Synthetic chemical probes-such as small-molecule drugs-function by binding to a protein target within the body. This can be used to interfere with the target protein's function to help understand its biological role and as a starting point for drug discovery. Most chemical probes bind to well-defined pockets in proteins; this is analogous to a key fitting into a lock. By contrast, the design of probes to interfere with protein-protein interactions generally requires a fundamentally different type of association between the probe and one of the interacting target proteins; analogous to a hand gripping a ball. Thus, the development of effective probes that target protein-protein interactions raises new challenges that need to be met in future chemical biology and drug discovery. Two emerging approaches are promising for this, and we propose to combine them in this grant application.

The first is a synthetic-biology approach. This uses synthetic proteins called de novo coiled coils as scaffolds for building new protein-protein interactions from scratch. This is attractive because natural coiled-coil proteins exhibit an array of protein-recognition properties and we can design de novo coiled-coils with diverse structures thereby expanding their potential. The second involves the targeted destruction of cellular proteins; in essence, this is a search-and-destroy strategy that co-opts the cell's own waste-disposal machineries so as to block protein function or remove harmful proteins that cause disease.

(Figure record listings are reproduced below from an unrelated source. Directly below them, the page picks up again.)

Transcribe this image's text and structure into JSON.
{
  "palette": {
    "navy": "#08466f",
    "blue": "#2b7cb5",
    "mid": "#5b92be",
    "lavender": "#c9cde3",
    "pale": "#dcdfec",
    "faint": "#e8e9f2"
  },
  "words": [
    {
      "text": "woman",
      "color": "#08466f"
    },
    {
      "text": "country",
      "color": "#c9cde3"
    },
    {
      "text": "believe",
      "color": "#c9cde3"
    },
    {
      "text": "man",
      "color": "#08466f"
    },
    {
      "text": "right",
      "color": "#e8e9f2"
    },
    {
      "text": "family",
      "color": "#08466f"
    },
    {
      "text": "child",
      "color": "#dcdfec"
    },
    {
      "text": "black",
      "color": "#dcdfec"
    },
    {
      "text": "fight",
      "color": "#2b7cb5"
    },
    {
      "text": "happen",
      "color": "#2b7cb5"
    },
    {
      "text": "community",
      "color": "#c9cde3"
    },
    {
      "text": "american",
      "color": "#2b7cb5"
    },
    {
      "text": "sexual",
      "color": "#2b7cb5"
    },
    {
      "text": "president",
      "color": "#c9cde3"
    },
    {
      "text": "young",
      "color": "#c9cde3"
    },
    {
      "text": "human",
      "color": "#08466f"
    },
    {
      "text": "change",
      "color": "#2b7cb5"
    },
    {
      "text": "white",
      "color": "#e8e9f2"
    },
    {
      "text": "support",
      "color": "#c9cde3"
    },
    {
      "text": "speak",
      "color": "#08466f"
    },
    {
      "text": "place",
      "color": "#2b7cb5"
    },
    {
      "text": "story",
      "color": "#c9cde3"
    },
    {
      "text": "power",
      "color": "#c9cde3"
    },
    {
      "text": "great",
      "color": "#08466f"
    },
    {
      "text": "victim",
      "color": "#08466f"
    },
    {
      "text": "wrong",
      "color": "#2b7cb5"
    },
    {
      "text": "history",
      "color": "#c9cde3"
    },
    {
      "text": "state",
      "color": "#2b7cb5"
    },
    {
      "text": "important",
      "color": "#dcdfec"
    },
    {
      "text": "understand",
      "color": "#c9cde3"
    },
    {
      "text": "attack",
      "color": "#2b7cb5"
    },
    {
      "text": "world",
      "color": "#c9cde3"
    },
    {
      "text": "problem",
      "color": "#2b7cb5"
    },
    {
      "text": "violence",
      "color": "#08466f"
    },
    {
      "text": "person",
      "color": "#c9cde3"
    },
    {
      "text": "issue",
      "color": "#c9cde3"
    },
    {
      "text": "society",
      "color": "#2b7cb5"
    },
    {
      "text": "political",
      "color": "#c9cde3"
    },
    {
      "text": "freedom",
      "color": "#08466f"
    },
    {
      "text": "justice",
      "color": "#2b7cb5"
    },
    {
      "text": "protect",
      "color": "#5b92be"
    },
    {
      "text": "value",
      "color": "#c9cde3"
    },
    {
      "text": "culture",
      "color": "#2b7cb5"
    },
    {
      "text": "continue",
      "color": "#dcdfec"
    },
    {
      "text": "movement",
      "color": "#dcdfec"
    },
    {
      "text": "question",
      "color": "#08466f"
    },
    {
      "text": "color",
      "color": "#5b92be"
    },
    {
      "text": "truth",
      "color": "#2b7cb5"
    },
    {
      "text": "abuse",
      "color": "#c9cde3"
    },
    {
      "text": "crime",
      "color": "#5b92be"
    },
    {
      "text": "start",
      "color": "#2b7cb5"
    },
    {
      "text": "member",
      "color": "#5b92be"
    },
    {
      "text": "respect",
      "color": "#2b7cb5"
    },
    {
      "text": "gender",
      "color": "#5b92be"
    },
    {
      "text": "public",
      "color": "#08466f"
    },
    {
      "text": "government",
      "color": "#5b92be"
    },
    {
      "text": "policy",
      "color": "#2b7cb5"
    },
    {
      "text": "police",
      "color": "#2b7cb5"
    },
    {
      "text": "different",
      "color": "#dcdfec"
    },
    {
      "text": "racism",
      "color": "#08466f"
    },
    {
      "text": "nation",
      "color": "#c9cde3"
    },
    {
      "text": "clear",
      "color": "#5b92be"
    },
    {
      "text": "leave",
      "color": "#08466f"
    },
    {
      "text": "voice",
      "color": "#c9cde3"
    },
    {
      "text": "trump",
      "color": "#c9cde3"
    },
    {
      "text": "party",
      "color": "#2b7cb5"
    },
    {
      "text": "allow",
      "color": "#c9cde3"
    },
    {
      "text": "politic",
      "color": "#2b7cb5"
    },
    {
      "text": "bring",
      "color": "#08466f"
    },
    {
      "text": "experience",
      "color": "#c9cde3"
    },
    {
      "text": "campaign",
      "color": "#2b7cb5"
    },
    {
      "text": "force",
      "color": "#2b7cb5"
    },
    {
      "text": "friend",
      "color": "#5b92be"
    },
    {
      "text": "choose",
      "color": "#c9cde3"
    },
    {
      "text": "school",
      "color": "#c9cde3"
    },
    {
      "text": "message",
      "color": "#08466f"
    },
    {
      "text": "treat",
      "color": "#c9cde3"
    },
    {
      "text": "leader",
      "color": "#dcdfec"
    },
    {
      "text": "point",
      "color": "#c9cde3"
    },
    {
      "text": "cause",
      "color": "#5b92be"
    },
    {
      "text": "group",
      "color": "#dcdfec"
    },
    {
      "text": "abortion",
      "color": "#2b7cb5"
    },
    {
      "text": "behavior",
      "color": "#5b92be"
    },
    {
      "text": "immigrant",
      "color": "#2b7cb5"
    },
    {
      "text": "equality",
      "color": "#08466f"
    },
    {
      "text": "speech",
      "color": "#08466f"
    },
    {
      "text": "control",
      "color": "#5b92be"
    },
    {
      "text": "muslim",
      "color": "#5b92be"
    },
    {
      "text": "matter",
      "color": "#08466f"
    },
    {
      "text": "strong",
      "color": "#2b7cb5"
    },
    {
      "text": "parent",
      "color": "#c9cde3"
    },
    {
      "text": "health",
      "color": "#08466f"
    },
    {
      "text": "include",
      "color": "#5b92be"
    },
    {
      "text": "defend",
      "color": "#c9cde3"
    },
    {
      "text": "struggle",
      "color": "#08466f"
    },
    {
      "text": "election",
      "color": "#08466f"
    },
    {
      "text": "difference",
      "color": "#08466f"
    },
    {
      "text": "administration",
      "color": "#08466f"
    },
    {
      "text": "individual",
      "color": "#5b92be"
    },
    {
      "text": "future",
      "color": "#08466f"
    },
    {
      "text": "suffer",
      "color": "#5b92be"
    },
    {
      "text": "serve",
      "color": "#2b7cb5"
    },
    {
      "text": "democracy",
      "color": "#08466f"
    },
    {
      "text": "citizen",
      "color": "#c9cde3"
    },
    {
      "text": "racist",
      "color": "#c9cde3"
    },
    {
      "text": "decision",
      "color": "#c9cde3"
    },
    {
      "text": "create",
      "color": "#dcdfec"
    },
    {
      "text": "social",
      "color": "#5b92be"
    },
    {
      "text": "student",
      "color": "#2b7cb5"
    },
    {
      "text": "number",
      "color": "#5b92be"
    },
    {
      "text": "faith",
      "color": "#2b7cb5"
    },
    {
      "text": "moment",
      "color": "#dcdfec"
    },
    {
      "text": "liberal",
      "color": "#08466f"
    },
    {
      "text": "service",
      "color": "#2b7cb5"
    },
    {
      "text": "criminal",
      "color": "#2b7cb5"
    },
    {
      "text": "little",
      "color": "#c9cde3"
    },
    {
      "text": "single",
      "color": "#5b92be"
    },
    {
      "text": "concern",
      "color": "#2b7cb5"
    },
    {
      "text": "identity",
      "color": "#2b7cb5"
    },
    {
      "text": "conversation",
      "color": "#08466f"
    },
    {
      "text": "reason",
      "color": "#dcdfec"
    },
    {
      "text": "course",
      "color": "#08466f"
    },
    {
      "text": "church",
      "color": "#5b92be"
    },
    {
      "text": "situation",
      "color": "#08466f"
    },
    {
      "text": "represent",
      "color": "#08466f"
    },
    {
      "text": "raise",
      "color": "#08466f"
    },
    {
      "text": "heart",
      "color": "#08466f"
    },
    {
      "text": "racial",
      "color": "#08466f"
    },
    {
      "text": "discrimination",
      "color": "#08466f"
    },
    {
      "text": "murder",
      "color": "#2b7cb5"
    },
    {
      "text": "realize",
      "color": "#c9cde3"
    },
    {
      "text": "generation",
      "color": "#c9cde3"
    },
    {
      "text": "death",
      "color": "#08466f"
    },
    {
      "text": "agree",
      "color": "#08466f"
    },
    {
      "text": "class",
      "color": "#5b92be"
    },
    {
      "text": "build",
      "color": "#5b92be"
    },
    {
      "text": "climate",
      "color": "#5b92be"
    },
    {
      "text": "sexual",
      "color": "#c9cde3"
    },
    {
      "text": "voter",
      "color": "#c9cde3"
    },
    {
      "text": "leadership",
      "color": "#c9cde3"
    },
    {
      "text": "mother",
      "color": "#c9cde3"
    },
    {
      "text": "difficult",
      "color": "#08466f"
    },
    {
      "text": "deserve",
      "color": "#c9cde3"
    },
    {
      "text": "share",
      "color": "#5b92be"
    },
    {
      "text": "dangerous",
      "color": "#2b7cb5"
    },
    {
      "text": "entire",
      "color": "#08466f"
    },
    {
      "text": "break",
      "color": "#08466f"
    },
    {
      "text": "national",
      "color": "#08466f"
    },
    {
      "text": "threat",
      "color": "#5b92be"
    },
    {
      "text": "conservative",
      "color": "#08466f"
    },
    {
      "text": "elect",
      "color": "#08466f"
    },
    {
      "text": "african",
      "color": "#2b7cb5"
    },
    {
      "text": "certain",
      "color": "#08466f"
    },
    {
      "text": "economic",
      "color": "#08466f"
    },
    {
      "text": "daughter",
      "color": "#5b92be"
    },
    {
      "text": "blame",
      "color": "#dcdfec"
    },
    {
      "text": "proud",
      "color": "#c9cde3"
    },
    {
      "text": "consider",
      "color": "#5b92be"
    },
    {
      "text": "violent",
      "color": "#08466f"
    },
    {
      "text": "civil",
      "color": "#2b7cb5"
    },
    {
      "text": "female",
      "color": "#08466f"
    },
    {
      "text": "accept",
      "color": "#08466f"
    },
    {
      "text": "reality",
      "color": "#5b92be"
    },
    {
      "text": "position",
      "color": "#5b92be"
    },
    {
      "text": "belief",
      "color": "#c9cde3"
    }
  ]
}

The proposed research will develop new methodologies (i) to disrupt specified protein-protein interactions and (ii) to target certain proteins of interest for degradation. In this way, we will regulate specified processes in cells. To do this, we will not use conventional small molecules as the probes for intervening in the underlying protein-protein interactions. Rather, we will employ the synthetic coiled coils and adapt these to recognise the target proteins. In addition, for the second application, the coiled coils will be modified further to link the target protein to the cell's degradation pathways. Our aim is to deliver methods and reagents that will be of use to others in studying biological function and for developing new drugs to treat disease.

This work is necessarily interdisciplinary. Therefore, we bring together a team of computational and experimental chemists, biochemists and cell biologists to tackle it, and we partner with a biotech company to translate the work in timely and relevant manner.

This proposal will develop de novo designed coiled coils (CCs) as reagents that can (1) selectively inhibit cellular protein-protein interactions (PPIs), and (2) selectively degrade certain proteins in cells. As a proof of concept, we will target the BCL-2 family of apoptosis regulators. Next, to test the power of the approach, we will target the therapeutically underexplored eIFE/4G interaction. To do this, we assemble a multidisciplinary collaborative team across three research institutes and a biotech project partner. The research is organised through three interconnected work packages that deliver the necessary technical capabilities as follows:

WP1 - A CC design pipeline to target selectively many different PPIs: We will use computational methods to design CCs that recognise target proteins. The designs will be validated experimentally through (i) chemical synthesis, (ii) solution-phase biophysics (CD spectroscopy and analytical ultracentrifugation), (iii) binding assays (including: fluorescence anisotropy, isothermal titration calorimetry and surface plasmon resonance, and (iv) structural studies (X-ray crystallography). In this way, we will iterate and optimize the CC designs.

WP2 - Designing CCs that recruit E3 ubiquitin ligases: We will use the design pipeline developed in WP1 to deliver CCs that recognise a broad range of E3 ligases. These will be used in WP3 as adaptors to link target proteins to the ubiquitin machinery, thereby driving target degradation.

WP3 - Building hetero-bifunctional CCs for targeted degradation: We will use insights and reagents from WP1 and WP2 to design CC-based polyproxins; i.e., bi-specific scaffolds that bring a target protein and E3 ubiquitin ligase into mutual proximity to result in degradation of the former. Polyproxins will be (i) synthesized and characterized as in WP1, and (ii) transiently expressed using polyproxin-encoding plasmids to test the ability to inhibit the PPIs and to degrade the target proteins.